New approaches are needed to overcome daunting challenges posed by high costs, labor shortages, demographic shifts and inadequate government payment rates. Systems must lead in improving care integration and coordination, and they must take responsibility for the total cost of care, panelists said during the discussion, which was moderated by C. Ann Jordan, JD, president and CEO of HFMA.

“I don’t view the disruption that’s coming as replacing health systems, but they certainly will not look exactly the same,” said Marcus Whitney, founder and managing partner of the healthcare venture capital firm Jumpstart Nova and Secretary-Treasurer for HFMA’s Board of Directors.

“If we’re going to figure out this cost issue, this access issue, this labor availability issue, this employer cost issue, [health systems] can’t look exactly the same,” Whitney said. “But I have complete trust in the leaders on this stage and in the audience to navigate us to where we need to go five and 10 and 15 years from now.”

Dan Liljenquist, senior vice president and chief strategy officer with Intermountain Health, said acute care needs are too substantial to imagine hospitals and health systems fading away or undergoing radical changes.

“I do think you’re going to see dramatic changes in how we handle end of life,” Liljenquist said. “We have to [have] those conversations.”

A look at issues surrounding Medicaid state-directed payments

While the potential impact of the reconciliation bill on Medicaid state-directed payments (SDPs) has generated attention in healthcare circles (see the lead news brief on page 14), other concerns about the payments are less familiar.

In a presentation June 23, two subject matter experts with LS Point and an executive with the for-profit health system Universal Health Services noted that even without the reconciliation bill, key regulatory changes loom for SDPs.
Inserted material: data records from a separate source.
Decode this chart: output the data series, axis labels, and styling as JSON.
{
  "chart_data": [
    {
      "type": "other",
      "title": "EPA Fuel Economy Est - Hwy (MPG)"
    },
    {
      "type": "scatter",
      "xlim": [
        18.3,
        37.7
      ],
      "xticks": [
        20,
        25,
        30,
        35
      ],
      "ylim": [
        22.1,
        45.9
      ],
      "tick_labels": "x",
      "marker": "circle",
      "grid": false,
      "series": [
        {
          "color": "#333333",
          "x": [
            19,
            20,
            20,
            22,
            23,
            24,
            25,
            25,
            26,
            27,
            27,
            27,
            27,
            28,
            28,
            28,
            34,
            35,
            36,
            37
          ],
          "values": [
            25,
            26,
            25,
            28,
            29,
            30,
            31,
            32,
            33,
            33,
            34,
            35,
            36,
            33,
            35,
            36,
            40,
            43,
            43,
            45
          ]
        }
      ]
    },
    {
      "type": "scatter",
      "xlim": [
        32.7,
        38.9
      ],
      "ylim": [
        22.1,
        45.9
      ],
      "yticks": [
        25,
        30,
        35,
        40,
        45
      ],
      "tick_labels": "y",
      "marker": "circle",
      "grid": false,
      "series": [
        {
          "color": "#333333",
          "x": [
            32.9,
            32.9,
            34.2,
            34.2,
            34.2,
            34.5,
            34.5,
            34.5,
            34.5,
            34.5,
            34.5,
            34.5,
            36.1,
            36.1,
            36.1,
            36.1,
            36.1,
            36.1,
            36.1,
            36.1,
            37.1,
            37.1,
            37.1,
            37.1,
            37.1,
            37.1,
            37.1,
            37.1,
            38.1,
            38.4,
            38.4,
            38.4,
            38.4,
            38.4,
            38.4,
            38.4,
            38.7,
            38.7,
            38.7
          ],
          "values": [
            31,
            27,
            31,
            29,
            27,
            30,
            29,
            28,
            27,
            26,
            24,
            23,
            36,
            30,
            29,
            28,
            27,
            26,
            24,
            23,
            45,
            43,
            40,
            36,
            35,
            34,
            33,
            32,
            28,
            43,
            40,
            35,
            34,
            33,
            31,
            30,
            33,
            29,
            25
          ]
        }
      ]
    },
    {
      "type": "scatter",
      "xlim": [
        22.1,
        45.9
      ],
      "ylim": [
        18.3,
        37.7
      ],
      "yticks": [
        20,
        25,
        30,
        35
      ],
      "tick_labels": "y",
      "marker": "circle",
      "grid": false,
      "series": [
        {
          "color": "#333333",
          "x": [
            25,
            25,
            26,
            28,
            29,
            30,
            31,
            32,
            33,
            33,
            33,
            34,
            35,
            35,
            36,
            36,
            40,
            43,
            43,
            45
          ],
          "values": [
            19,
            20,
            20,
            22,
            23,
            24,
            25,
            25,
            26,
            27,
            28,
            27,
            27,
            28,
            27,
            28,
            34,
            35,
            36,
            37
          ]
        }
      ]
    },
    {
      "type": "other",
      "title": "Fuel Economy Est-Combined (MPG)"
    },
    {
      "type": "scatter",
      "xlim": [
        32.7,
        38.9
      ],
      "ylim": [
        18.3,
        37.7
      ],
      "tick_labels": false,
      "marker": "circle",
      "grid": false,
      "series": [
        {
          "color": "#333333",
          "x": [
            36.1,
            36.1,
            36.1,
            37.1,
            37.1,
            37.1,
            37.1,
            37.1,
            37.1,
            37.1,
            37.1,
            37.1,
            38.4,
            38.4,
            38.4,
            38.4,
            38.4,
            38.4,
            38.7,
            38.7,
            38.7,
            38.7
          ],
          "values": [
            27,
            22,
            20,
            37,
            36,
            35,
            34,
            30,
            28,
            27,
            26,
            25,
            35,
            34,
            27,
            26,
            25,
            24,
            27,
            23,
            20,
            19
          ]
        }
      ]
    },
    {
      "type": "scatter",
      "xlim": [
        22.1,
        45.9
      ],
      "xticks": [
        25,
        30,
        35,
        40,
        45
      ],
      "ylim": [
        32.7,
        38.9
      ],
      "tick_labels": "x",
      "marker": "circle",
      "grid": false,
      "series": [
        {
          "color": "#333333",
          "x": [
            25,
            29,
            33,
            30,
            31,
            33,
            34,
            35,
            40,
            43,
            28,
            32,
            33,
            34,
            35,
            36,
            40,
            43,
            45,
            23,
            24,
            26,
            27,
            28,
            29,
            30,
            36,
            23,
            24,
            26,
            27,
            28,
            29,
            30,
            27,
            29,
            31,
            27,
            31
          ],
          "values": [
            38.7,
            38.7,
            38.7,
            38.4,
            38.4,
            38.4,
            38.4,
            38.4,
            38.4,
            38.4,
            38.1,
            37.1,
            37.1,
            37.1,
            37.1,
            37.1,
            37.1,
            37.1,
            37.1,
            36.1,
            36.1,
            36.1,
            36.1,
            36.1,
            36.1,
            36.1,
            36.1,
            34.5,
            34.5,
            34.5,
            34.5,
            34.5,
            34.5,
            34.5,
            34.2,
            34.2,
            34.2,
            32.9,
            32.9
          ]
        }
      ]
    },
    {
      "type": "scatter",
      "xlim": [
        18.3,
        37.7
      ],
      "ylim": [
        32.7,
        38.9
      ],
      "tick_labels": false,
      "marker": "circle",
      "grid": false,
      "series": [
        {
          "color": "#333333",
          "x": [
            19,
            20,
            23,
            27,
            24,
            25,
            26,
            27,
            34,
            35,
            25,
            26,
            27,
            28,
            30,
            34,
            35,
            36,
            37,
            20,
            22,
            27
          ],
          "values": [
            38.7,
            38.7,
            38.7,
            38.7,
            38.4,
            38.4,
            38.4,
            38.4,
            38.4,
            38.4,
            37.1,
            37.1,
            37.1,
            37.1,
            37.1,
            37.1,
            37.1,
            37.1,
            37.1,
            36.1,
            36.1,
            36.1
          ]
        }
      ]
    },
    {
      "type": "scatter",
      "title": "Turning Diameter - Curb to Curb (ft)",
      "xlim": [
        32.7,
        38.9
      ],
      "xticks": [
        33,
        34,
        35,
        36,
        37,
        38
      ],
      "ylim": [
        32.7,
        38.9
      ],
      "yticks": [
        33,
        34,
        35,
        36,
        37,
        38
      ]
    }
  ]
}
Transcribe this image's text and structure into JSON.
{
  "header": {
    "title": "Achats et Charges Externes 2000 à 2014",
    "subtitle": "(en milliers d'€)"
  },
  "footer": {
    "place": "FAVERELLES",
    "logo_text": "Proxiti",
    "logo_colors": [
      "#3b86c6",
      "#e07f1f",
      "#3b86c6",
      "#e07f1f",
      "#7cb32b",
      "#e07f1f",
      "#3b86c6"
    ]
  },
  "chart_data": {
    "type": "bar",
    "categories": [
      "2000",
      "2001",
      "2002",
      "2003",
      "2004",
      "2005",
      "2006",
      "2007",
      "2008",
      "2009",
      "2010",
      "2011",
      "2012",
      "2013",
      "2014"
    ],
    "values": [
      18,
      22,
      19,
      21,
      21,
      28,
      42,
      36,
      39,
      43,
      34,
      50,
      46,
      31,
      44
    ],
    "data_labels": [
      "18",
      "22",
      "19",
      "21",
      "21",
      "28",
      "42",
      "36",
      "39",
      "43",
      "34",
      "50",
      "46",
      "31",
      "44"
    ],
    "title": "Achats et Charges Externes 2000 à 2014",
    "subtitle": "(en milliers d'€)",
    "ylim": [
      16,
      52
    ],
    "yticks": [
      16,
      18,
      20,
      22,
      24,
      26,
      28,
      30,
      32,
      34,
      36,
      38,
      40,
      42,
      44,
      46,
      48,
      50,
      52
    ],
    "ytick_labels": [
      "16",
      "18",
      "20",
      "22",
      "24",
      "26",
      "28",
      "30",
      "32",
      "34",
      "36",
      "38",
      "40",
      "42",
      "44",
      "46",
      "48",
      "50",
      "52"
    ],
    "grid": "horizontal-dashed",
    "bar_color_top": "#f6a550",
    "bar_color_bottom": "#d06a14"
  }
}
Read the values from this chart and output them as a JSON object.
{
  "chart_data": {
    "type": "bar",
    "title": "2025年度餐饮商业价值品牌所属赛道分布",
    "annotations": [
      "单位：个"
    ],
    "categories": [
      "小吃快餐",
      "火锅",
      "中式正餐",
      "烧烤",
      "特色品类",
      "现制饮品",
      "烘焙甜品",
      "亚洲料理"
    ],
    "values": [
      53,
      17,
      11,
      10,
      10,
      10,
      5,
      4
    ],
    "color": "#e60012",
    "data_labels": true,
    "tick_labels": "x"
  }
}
For example, CMS will require SDPs to be included in base capitation rates starting in 2028-29, eliminating separate payment terms.

That has a downside for providers.

“The protection that a lot of you providers are used to where you say, ‘Great, I paid my tax or my [intergovernmental transfer] to get a $100 payment. The plan isn’t eating off of that.’ That’s no more,” said Jaret Kanarek, partner with LS Point. “And now that becomes at-risk.”

Even before any changes take place, the boost from 2024 regulations that set the average commercial rate (ACR) as the limit for SDPs may not be felt uniformly. One reason is the lack of consensus on which data sources can be used in determining the ACR in each state.

Integrating bundles with direct contracting

A direct-contracting program at Vanderbilt University Medical Center paid off in lower costs for employers, strong clinical outcomes and substantially higher patient-satisfaction measures, according to a presentation June 24.

The contracts feature bundled prices for nine specialties, among them maternity care, treatment for cardiac arrhythmias, bariatric surgery and treatment for substance-use disorder, said Ruchika Talwar, MD, a medical director with Vanderbilt Health Employer Solutions. Some of the bundles include follow-up care over the span of a full year and all of them waive patient cost-sharing.

The bundles cover 11,000 patients and have lowered employer costs by 16%, Talwar said. The maternity bundle saved $1 million in NICU costs and reduced C-section rates by 25%.

She added that the net promoter score for the bundles is 83, while across healthcare, the average is 46.

“That really hammers home the patient experience that is central to this program,” Talwar said.